如何对100k行数据集中的每条记录进行最后N天的累计计数?

时间:2017-03-12 03:57:07

标签: r csv

如何使用R

中的数据条件生成累积不同计数

我在R中遇到问题。数据集包含9个分类变量,因此我必须操纵数字变量才能将分类变量转换为数字。我想要构建的新变量看起来像这样,例如,过去7天内该记录中同一SSN的不同号码家庭电话。我写的部分代码如下。我花了2个小时来计算100k数据集中只有30%的记录。

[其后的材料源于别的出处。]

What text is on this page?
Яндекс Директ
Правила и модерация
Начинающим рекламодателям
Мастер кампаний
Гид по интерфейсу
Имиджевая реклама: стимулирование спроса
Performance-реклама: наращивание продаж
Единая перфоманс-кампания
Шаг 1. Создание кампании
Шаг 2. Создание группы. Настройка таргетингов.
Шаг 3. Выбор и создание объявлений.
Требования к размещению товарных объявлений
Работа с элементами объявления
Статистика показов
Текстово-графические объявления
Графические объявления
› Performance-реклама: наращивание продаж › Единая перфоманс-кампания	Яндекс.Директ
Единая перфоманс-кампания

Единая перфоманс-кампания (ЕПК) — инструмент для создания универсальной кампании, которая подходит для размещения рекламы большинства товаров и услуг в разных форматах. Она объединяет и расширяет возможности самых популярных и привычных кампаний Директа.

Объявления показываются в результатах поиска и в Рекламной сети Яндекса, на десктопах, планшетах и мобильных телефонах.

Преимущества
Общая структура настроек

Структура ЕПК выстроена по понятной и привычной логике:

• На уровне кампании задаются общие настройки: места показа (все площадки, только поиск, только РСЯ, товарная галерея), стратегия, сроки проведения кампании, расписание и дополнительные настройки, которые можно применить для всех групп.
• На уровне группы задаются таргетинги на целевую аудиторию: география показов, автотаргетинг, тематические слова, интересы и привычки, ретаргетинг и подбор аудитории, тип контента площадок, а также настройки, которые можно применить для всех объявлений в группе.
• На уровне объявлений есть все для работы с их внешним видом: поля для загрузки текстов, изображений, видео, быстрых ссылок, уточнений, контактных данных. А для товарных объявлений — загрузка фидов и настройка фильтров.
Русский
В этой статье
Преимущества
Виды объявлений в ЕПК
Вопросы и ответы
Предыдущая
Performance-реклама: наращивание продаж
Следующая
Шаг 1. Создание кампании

我如何优化此代码以提高效率?谢谢。

原始变量: 记录日期ssn firstname姓氏地址zip dob homephone

数据样本:Here is a link to an image of my one of my data samples

### Data sample[enter image description here][1]
|record | date      | ssn       |homephone  ||date1   |dscnt|
|52     | 20150101  |737610282  |9105580920 |20150101 | 1   |
|91     | 20150101  |737610282  |3301371772 |20150101 | 2   |
|144    | 20150101  |737610282  |4139873682 |20150101 | 3   |
|236    | 20150101  |737610282  |4345558469 |20150101 | 4   |
|272    | 20150101  |737610282  |3979419673 |20150101 | 5   |
|282    | 20150102  |737610282  |8261221737 |20150102 | 6   |
|330    | 20150102  |737610282  |9105580920 |20150102 | 6   |
|412    | 20150102  |737610282  |7115050432 |20150102 | 7   |
|493    | 20150102  |737610282  |6872924382 |20150102 | 8   |
|571    | 20150103  |737610282  |2528003837 |20150103 | 9   |
|621    | 20150103  |737610282  |9105580920 |20150103 | 9   |
|763    | 20150103  |737610282  |581105006  |20150103 | 10  |
|854    | 20150104  |737610282  |9105580920 |20150104 | 10  |
|883    | 20150104  |737610282  |979778244  |20150104 | 11  |
|966    | 20150104  |737610282  |9952278232 |20150104 | 12  |
|974    | 20150104  |737610282  |3664924933 |20150104 | 13  |
|1057   | 20150104  |737610282  |9105580920 |20150104 | 13  |
|1091   | 20150104  |737610282  |32384275   |20150104 | 14  |
|1166   | 20150105  |737610282  |942052630  |20150105 | 15  |
|1304   | 20150105  |737610282  |9105580920 |20150105 | 15  |
|1416   | 20150105  |737610282  |1384461737 |20150105 | 16  |

这些是代码:

过去7天内相同SSN,地址,电话的名称
    i= 1
    e1 = NULL

    for (i in 1:365)
    {
      i = 360
      a1 <- df0 %>% filter(date <= DT[365-i,])
      b1 <- 
        a1 %>%
        select(record,date,ssn,homephone) %>%
        mutate(date1 = date + days(as.integer(today() -max(a$date)) )) %>%
        filter(date1 >= today() - days(7)) %>%
        group_by(ssn) %>%
        mutate(dscnt = n_distinct(homephone)) 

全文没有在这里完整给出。